The polls closed with 71.2% of eligible voters casting a ballot, the election commission said, easily surpassing the figure of 47% in the last such vote in 2015.

Hong Kong’s Chief Executive Carrie Lam suggests

The government will certainly listen humbly to citizens’ opinions and reflect on them seriously[.]

Yeah. She’ll think about it.  But will it act accordingly? Keep in mind, as you cogitate on that question, that the Lam government is nothing but a Beijing satrap.

Gordon Chang, who often writes for The Wall Street Journal and contributes to Fox News, is optimistic:

This is political annihilation for Beijing and it’s going to have consequences that are going to reverberate not just in Hong Kong itself, but perhaps in China as well….

He has a warning, though:

Carrie Lam, the Hong Kong chief executive, she reports directly to Xi Jinping. She no longer has any freedom of action. If he tells her not to give ground, which is what he’s been doing for the last several months, then you’re going to see Hong Kong erupt because, you know, people have expressed their will.
If the political establishment doesn’t make concessions, then we don’t know where this will go, but we know that will become probably much more violent and the protests will become even larger[.]

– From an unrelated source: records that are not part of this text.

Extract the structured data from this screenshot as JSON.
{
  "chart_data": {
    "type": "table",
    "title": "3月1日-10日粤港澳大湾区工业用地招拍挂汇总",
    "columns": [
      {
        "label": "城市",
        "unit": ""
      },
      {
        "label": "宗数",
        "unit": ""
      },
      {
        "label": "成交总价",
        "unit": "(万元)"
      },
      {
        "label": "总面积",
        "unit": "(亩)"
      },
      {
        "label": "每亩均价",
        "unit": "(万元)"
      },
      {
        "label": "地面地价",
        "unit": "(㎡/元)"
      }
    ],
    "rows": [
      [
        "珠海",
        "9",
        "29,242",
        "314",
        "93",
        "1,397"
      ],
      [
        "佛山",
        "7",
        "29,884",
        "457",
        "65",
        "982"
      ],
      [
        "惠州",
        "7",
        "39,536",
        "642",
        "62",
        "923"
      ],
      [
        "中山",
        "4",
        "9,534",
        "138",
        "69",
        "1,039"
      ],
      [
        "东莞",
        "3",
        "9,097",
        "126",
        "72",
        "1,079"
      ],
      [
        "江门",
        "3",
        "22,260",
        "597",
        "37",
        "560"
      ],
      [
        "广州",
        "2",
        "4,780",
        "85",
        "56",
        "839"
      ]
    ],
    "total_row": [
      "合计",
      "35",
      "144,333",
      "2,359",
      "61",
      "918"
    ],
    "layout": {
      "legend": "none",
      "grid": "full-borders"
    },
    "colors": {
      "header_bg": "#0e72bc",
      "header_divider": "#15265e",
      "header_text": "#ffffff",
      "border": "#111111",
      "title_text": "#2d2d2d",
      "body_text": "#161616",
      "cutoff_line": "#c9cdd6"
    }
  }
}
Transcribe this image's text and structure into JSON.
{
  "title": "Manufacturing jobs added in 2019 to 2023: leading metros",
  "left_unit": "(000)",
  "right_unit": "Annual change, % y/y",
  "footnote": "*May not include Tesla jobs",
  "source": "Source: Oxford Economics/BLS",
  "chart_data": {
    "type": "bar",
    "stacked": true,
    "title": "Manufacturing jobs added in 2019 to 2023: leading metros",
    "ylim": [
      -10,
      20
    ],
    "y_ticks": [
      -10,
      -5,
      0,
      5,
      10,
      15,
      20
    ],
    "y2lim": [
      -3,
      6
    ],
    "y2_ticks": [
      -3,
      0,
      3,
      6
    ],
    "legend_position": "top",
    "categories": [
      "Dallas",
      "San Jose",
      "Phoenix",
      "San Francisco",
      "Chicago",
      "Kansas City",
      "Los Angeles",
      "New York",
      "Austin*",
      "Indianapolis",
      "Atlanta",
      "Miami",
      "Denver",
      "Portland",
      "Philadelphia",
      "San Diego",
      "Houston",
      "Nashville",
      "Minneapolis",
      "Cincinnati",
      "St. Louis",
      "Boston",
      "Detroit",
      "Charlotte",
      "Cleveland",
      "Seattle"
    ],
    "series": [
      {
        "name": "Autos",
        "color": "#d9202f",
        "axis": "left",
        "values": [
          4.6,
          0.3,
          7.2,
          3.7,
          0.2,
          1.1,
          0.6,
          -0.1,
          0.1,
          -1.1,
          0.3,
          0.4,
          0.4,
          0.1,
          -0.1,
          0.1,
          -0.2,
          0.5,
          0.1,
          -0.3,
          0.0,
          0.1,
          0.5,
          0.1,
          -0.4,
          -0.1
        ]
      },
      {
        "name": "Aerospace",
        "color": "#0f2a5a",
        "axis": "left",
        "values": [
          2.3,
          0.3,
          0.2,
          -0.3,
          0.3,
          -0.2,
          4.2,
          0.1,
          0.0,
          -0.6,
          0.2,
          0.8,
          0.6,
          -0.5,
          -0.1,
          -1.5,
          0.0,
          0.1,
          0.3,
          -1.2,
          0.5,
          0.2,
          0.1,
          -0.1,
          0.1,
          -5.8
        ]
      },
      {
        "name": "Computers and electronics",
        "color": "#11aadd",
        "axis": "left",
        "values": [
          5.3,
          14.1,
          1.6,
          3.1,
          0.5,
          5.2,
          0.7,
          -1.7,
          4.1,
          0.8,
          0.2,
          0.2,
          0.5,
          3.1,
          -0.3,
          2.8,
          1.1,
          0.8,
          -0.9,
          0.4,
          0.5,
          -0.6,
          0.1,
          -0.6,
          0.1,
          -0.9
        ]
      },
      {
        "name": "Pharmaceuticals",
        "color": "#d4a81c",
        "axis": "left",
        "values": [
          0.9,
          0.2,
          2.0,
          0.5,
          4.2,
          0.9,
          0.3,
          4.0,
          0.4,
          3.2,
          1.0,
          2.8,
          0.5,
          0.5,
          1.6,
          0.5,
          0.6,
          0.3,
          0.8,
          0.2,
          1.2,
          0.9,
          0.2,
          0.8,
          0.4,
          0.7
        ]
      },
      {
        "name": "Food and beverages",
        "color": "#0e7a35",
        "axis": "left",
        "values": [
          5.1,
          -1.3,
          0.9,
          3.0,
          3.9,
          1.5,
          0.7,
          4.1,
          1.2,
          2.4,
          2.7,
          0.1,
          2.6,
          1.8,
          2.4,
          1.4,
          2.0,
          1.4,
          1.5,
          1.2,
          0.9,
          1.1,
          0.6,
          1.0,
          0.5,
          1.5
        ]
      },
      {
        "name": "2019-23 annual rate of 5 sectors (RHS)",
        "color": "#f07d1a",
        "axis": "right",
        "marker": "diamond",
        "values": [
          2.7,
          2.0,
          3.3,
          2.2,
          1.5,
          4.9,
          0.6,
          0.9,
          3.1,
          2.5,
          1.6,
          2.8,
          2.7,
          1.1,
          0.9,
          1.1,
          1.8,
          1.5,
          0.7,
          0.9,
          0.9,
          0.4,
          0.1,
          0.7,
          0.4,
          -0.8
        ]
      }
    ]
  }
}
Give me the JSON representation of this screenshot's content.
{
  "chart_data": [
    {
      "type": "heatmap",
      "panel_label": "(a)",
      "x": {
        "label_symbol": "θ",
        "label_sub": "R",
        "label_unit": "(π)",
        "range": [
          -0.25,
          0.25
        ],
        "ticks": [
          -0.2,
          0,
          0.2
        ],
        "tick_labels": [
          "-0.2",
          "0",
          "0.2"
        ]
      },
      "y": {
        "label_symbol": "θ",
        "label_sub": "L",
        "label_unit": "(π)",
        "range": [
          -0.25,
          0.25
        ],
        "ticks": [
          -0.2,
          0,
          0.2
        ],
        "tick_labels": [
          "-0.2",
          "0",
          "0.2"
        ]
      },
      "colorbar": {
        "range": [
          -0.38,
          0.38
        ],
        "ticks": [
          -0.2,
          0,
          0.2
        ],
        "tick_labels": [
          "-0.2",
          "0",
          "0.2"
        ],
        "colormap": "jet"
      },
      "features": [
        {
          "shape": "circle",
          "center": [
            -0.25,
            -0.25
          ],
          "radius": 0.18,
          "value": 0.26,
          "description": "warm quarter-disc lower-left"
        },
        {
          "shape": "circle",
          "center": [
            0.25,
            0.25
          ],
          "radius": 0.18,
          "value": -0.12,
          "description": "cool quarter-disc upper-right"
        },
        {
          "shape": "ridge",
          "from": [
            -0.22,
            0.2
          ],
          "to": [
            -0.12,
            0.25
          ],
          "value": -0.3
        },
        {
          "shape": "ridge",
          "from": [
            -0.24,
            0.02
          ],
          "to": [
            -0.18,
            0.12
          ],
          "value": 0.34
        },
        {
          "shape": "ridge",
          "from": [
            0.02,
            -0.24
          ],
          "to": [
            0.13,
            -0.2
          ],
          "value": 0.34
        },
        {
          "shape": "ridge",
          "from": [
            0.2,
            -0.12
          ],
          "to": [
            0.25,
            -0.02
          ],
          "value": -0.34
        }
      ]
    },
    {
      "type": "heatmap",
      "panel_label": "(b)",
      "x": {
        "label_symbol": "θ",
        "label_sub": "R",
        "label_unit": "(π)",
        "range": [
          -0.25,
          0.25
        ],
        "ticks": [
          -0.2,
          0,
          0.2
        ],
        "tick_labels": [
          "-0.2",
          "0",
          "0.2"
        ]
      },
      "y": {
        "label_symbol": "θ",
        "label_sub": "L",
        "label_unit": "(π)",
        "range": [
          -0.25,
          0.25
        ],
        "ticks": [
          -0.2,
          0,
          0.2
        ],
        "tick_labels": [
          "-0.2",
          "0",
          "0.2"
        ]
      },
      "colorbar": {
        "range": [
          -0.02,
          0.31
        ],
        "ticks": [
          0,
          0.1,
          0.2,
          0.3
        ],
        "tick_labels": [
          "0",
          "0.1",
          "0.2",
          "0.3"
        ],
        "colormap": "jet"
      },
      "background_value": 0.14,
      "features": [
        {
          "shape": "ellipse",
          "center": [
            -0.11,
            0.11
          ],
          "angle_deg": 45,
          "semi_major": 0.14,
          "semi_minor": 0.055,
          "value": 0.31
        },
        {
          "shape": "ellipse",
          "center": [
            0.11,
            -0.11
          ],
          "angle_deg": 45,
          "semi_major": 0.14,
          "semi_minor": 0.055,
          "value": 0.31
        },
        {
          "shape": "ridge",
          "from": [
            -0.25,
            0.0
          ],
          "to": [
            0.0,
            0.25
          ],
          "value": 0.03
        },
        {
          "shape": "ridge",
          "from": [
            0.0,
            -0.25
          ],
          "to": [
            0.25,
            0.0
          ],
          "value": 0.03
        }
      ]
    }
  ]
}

Are Xi and his Communist Party of China government listening?  Yes, most carefully.  But they’ll likely draw the wrong lessons.  I think we do know where this will go, and it won’t be pleasant, although it will be brief. Tanks rolling against a fundamentally unarmed civilian population will see to that, as was demonstrated in Tiananmen Square a little bit ago.

The US and our putative allies need to become more overt in supporting the good people of Hong Kong.  The PRC has already welched on its handover commitment and its pretense of a one country, two systems policy.

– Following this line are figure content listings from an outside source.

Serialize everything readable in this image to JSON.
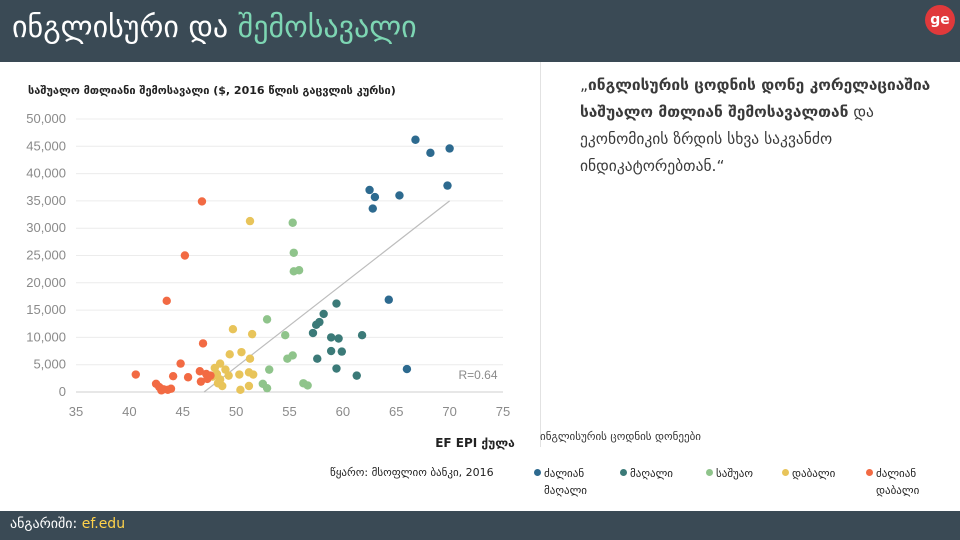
{
  "header": {
    "title_part1": "ინგლისური და ",
    "title_part2": "შემოსავალი",
    "logo_text": "ge"
  },
  "quote": {
    "open": "„",
    "bold": "ინგლისურის ცოდნის დონე კორელაციაშია საშუალო მთლიან შემოსავალთან",
    "rest": " და ეკონომიკის ზრდის სხვა საკვანძო ინდიკატორებთან.“"
  },
  "source": "წყარო: მსოფლიო ბანკი, 2016",
  "legend_title": "ინგლისურის ცოდნის დონეები",
  "legend": [
    {
      "label": "ძალიან მაღალი",
      "color": "#2d6a8f"
    },
    {
      "label": "მაღალი",
      "color": "#3b7a78"
    },
    {
      "label": "საშუაო",
      "color": "#8fc48b"
    },
    {
      "label": "დაბალი",
      "color": "#e8c45a"
    },
    {
      "label": "ძალიან დაბალი",
      "color": "#f26a43"
    }
  ],
  "footer": {
    "label": "ანგარიში: ",
    "link": "ef.edu"
  },
  "chart_data": {
    "type": "scatter",
    "title": "საშუალო მთლიანი შემოსავალი ($, 2016 წლის გაცვლის კურსი)",
    "xlabel": "EF EPI ქულა",
    "ylabel": "",
    "xlim": [
      35,
      75
    ],
    "ylim": [
      0,
      50000
    ],
    "x_ticks": [
      "35",
      "40",
      "45",
      "50",
      "55",
      "60",
      "65",
      "70",
      "75"
    ],
    "y_ticks": [
      "0",
      "5,000",
      "10,000",
      "15,000",
      "20,000",
      "25,000",
      "30,000",
      "35,000",
      "40,000",
      "45,000",
      "50,000"
    ],
    "annotation": "R=0.64",
    "trendline": {
      "x": [
        47.0,
        70.0
      ],
      "y": [
        0,
        35000
      ]
    },
    "grid": "horizontal",
    "series": [
      {
        "name": "ძალიან მაღალი",
        "color": "#2d6a8f",
        "points": [
          [
            66.8,
            46200
          ],
          [
            68.2,
            43800
          ],
          [
            70.0,
            44600
          ],
          [
            69.8,
            37800
          ],
          [
            62.5,
            37000
          ],
          [
            63.0,
            35700
          ],
          [
            62.8,
            33600
          ],
          [
            65.3,
            36000
          ],
          [
            64.3,
            16900
          ],
          [
            66.0,
            4200
          ]
        ]
      },
      {
        "name": "მაღალი",
        "color": "#3b7a78",
        "points": [
          [
            57.2,
            10800
          ],
          [
            57.5,
            12300
          ],
          [
            57.8,
            12800
          ],
          [
            58.2,
            14300
          ],
          [
            59.4,
            16200
          ],
          [
            58.9,
            10000
          ],
          [
            59.6,
            9800
          ],
          [
            61.8,
            10400
          ],
          [
            58.9,
            7500
          ],
          [
            59.9,
            7400
          ],
          [
            57.6,
            6100
          ],
          [
            59.4,
            4300
          ],
          [
            61.3,
            3000
          ]
        ]
      },
      {
        "name": "საშუაო",
        "color": "#8fc48b",
        "points": [
          [
            55.3,
            31000
          ],
          [
            55.4,
            25500
          ],
          [
            55.4,
            22100
          ],
          [
            55.9,
            22300
          ],
          [
            52.9,
            13300
          ],
          [
            54.6,
            10400
          ],
          [
            54.8,
            6100
          ],
          [
            55.3,
            6700
          ],
          [
            53.1,
            4100
          ],
          [
            56.3,
            1600
          ],
          [
            56.7,
            1200
          ],
          [
            52.5,
            1500
          ],
          [
            52.9,
            700
          ]
        ]
      },
      {
        "name": "დაბალი",
        "color": "#e8c45a",
        "points": [
          [
            51.3,
            31300
          ],
          [
            49.7,
            11500
          ],
          [
            51.5,
            10600
          ],
          [
            49.4,
            6900
          ],
          [
            50.5,
            7300
          ],
          [
            51.3,
            6100
          ],
          [
            48.0,
            4400
          ],
          [
            48.5,
            5200
          ],
          [
            49.0,
            4100
          ],
          [
            48.2,
            3300
          ],
          [
            49.3,
            3000
          ],
          [
            50.3,
            3200
          ],
          [
            51.2,
            3600
          ],
          [
            51.6,
            3200
          ],
          [
            48.5,
            2300
          ],
          [
            48.3,
            1600
          ],
          [
            48.7,
            1100
          ],
          [
            50.4,
            400
          ],
          [
            51.2,
            1100
          ],
          [
            47.8,
            2800
          ]
        ]
      },
      {
        "name": "ძალიან დაბალი",
        "color": "#f26a43",
        "points": [
          [
            46.8,
            34900
          ],
          [
            45.2,
            25000
          ],
          [
            43.5,
            16700
          ],
          [
            46.9,
            8900
          ],
          [
            44.8,
            5200
          ],
          [
            46.6,
            3800
          ],
          [
            47.2,
            3300
          ],
          [
            47.6,
            3000
          ],
          [
            47.3,
            2400
          ],
          [
            46.7,
            1900
          ],
          [
            45.5,
            2700
          ],
          [
            44.1,
            2900
          ],
          [
            40.6,
            3200
          ],
          [
            42.5,
            1500
          ],
          [
            42.8,
            900
          ],
          [
            43.2,
            500
          ],
          [
            43.6,
            400
          ],
          [
            43.9,
            600
          ],
          [
            43.0,
            300
          ]
        ]
      }
    ]
  }
}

The Republic of China is watching the degree of our resolve, too.

A Court Error

It seems the Hong Kong High Court messed up.  Recall that, last week, the court ruled Chief Executive Carrie Lam’s “emergency” rule barring Hong Kong citizens from wearing masks was illegal. Lam’s rule, the court ruled

infringed on fundamental rights more than was reasonably necessary.

Oops.

The court, having received its marching orders from Beijing, through Lam’s government corrected itself:

following an appeal from the government to freeze the ruling, the court agreed to grant a one-week suspension in view of the “highly exceptional circumstances that Hong Kong is currently facing,” local broadcaster RTHK reported.

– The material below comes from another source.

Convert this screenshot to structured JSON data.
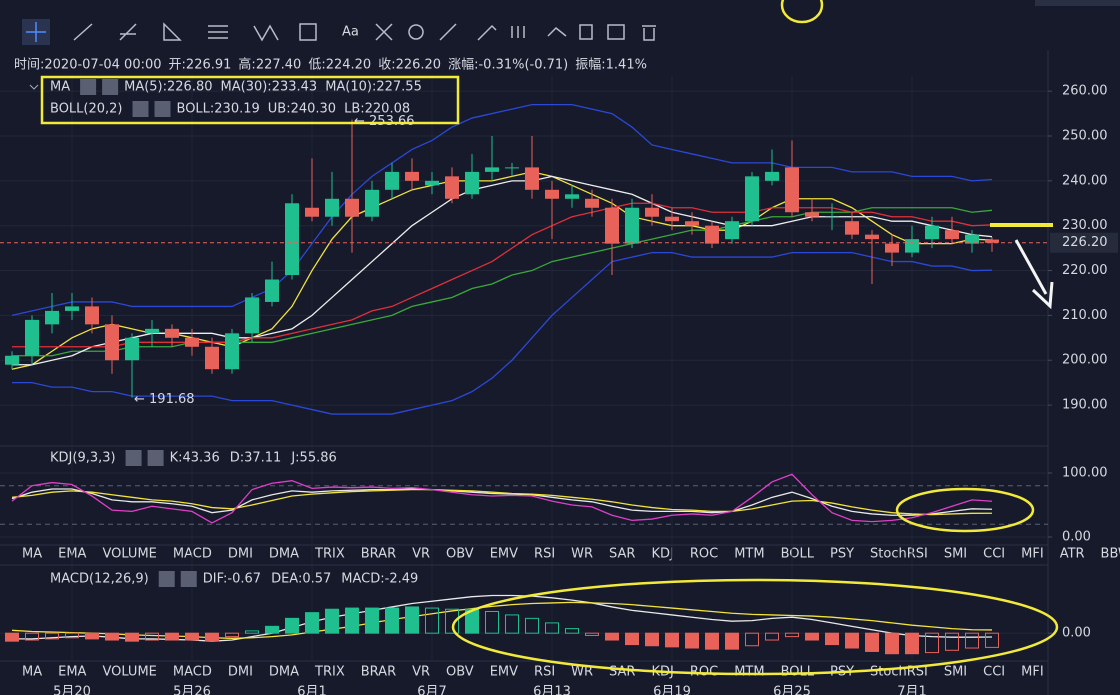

Just in time for today’s nominally free local—district—elections (elections to the city’s legislature won’t be for another year).

Another Bout of Foolishness

Congressman Eric Swalwell (D, CA) was on the late-week talk show circuit complaining about President Donald Trump’s removal of Marie Yavonovitch from the position of Ambassador to Ukraine. It’s wrong, he insisted, to remove an ambassador for nakedly political reasons.

This is just ignorant, shockingly so from a Congressman.  An ambassador’s job is to represent our government, headed by our President, politically on the world stage, beginning in the nation to whom she’s our ambassador.  It’s an inherently political job.

It’s impossible to remove an ambassador from an inherently political position for any reason other than politics.